Amazon Web Services (AWS), Amazon's cloud computing division, is announcing new tools to deal with hallucinations, scenarios in which AI models behave unreliably.
The service, Automated Reasoning checks, announced at AWS's re:Invent 2024 conference in Las Vegas, validates model responses by cross-referencing customer-provided information to ensure accuracy. AWS claims in a press release that automated inference checks are the “first and only” safeguard against hallucinations.
But it's, well…just be generous.
Automatic inference checking is similar to the correction feature Microsoft introduced this summer, which also flags AI-generated text that may be factually incorrect. Google also offers tools in its AI development platform, Vertex AI, that allow customers to “foundate” their models using data from third-party providers, their own datasets, or Google Search.
In either case, automated inference checks available through AWS's Bedrock model hosting service (specifically the Guardrails tool) can figure out how the model arrived at the answer and identify whether the answer is correct. I'll try. Customers upload information to establish some kind of truth, and automated inference checks create rules that can be adjusted and applied to models.
Once the model generates responses, automated inference checks validate them and, in cases of possible illusions, tease out the ground truth to get the correct answer. This answer is presented with likely misconceptions so the customer can see how far off the mark the model is.
AWS says PwC is already using automated inference checks to design AI assistants for its clients. And Swami Sivasubramanian, vice president of AI and data at AWS, suggested that these kinds of tools are exactly what attracts customers to Bedrock.

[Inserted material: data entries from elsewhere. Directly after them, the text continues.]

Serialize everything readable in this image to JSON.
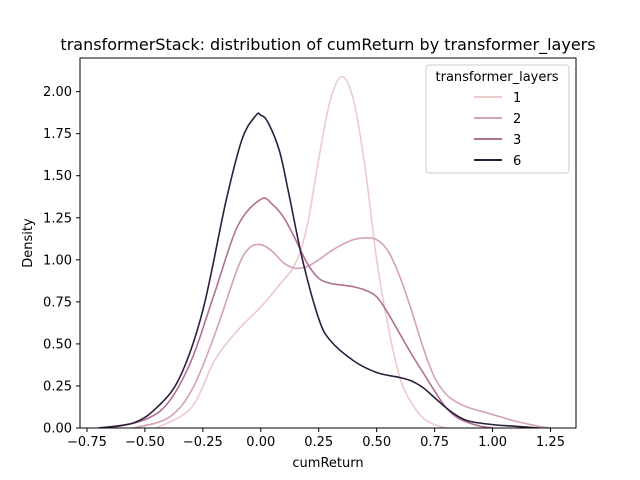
{
  "chart_data": {
    "type": "line",
    "title": "transformerStack: distribution of cumReturn by transformer_layers",
    "xlabel": "cumReturn",
    "ylabel": "Density",
    "xlim": [
      -0.78,
      1.36
    ],
    "ylim": [
      0,
      2.2
    ],
    "xticks": [
      "−0.75",
      "−0.50",
      "−0.25",
      "0.00",
      "0.25",
      "0.50",
      "0.75",
      "1.00",
      "1.25"
    ],
    "xtick_values": [
      -0.75,
      -0.5,
      -0.25,
      0.0,
      0.25,
      0.5,
      0.75,
      1.0,
      1.25
    ],
    "yticks": [
      "0.00",
      "0.25",
      "0.50",
      "0.75",
      "1.00",
      "1.25",
      "1.50",
      "1.75",
      "2.00"
    ],
    "ytick_values": [
      0,
      0.25,
      0.5,
      0.75,
      1.0,
      1.25,
      1.5,
      1.75,
      2.0
    ],
    "grid": false,
    "legend": {
      "title": "transformer_layers",
      "placement": "top-right"
    },
    "series": [
      {
        "name": "1",
        "color": "#ebcbca",
        "x": [
          -0.45,
          -0.3,
          -0.2,
          -0.1,
          0.0,
          0.08,
          0.15,
          0.2,
          0.25,
          0.3,
          0.35,
          0.4,
          0.45,
          0.5,
          0.55,
          0.6,
          0.65,
          0.7,
          0.75,
          0.8
        ],
        "y": [
          0.0,
          0.12,
          0.4,
          0.58,
          0.72,
          0.85,
          0.98,
          1.2,
          1.6,
          1.95,
          2.09,
          1.95,
          1.55,
          1.0,
          0.6,
          0.3,
          0.15,
          0.06,
          0.02,
          0.0
        ]
      },
      {
        "name": "2",
        "color": "#d5a2b3",
        "x": [
          -0.55,
          -0.4,
          -0.3,
          -0.2,
          -0.1,
          -0.05,
          0.0,
          0.05,
          0.1,
          0.15,
          0.2,
          0.25,
          0.3,
          0.35,
          0.4,
          0.45,
          0.5,
          0.55,
          0.6,
          0.65,
          0.7,
          0.75,
          0.8,
          0.85,
          0.9,
          0.95,
          1.0,
          1.05,
          1.1,
          1.2,
          1.25
        ],
        "y": [
          0.0,
          0.06,
          0.22,
          0.55,
          0.95,
          1.07,
          1.09,
          1.05,
          0.98,
          0.95,
          0.96,
          1.0,
          1.05,
          1.09,
          1.12,
          1.13,
          1.12,
          1.05,
          0.9,
          0.7,
          0.48,
          0.3,
          0.2,
          0.15,
          0.12,
          0.1,
          0.08,
          0.06,
          0.04,
          0.01,
          0.0
        ]
      },
      {
        "name": "3",
        "color": "#b1718f",
        "x": [
          -0.65,
          -0.5,
          -0.4,
          -0.3,
          -0.2,
          -0.1,
          0.0,
          0.05,
          0.1,
          0.15,
          0.2,
          0.25,
          0.3,
          0.35,
          0.4,
          0.45,
          0.5,
          0.55,
          0.6,
          0.65,
          0.7,
          0.75,
          0.8,
          0.85,
          0.9,
          0.95,
          1.0
        ],
        "y": [
          0.0,
          0.05,
          0.15,
          0.4,
          0.8,
          1.2,
          1.36,
          1.33,
          1.25,
          1.12,
          0.98,
          0.89,
          0.86,
          0.85,
          0.84,
          0.82,
          0.78,
          0.68,
          0.56,
          0.44,
          0.33,
          0.22,
          0.12,
          0.06,
          0.03,
          0.01,
          0.0
        ]
      },
      {
        "name": "6",
        "color": "#2d1e3e",
        "x": [
          -0.7,
          -0.55,
          -0.45,
          -0.35,
          -0.25,
          -0.15,
          -0.08,
          -0.02,
          0.0,
          0.03,
          0.08,
          0.12,
          0.18,
          0.25,
          0.3,
          0.4,
          0.5,
          0.6,
          0.65,
          0.7,
          0.75,
          0.8,
          0.85,
          0.9,
          1.0,
          1.1,
          1.2
        ],
        "y": [
          0.0,
          0.03,
          0.12,
          0.3,
          0.7,
          1.35,
          1.72,
          1.86,
          1.86,
          1.82,
          1.65,
          1.4,
          1.0,
          0.65,
          0.52,
          0.4,
          0.33,
          0.3,
          0.28,
          0.24,
          0.18,
          0.12,
          0.07,
          0.04,
          0.02,
          0.01,
          0.0
        ]
      }
    ]
  }
}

“With the introduction of these new capabilities, we are working on behalf of our customers to solve some of the biggest challenges facing the entire industry when moving generative AI applications into production,” he said in a statement. We are innovating,” he said. Bedrock's customer base has grown 4.7 times in the last year and has tens of thousands of customers, Sivasubramanian added.
But as one expert told me this summer, trying to eliminate hallucinations from generative AI is like trying to eliminate hydrogen from water.
AI models create hallucinations because they don't actually “know” anything. These are statistical systems that identify patterns in a set of data and predict which data will come next based on previously seen examples. This means that the model's response is not an answer, but rather a prediction, within error, of how the question should be answered.
AWS claims that its automated inference checks use “logically accurate” and “verifiable inferences” to reach conclusions. But the company did not voluntarily provide data showing that the tool was reliable.
In other Bedrock news, AWS announced Model Distillation this morning. This is a tool to migrate functionality from larger models (such as the Llama 405B) to smaller models (such as the Llama 8B) that are cheaper and run faster. Model Distillation, Microsoft's answer to Distillation in Azure AI Foundry, provides a way to experiment with different models without breaking the bank, AWS says.
Image credit: Frederic Lardinois/TechCrunch
“When a customer provides a sample prompt, Amazon Bedrock generates a response and performs all the work to fine-tune the model on a smaller scale,” AWS explained in a blog post. distillation process. ”
However, there are some caveats.
At this time, model distillation only works with models hosted on Bedrock in Anthropic and Meta. Customers must choose a large or small model from the same model “family”. You cannot choose models from different providers. And the extracted model loses some accuracy – “less than 2%,” AWS claims.
If you're okay with that, model distillation is now available in preview along with automatic inference checks.
“Multi-agent collaboration” is also available in preview. This is a new Bedrock feature that allows customers to assign AI to subtasks in large projects. As part of Bedrock Agents, AWS's contribution to the AI agent craze, multi-agent collaboration provides tools to create and tune AI for things like reviewing financial records and assessing global trends. Masu.
Customers can also designate “supervisor agents” who split tasks and automatically route them to the AI. The supervisor is[give] “Specific agents have access to the information they need to complete their work,” AWS said.[determine] Which actions can be processed in parallel and which require details of other tasks before them? [an] Agent can proceed. ”
“Once all the technical expertise is provided, [AIs] Complete input, supervisor agent [can pull] information together [and] and synthesize the results,” AWS wrote in the post.
It's wonderful. However, as with all these features, we need to see how well it performs when deployed in the real world.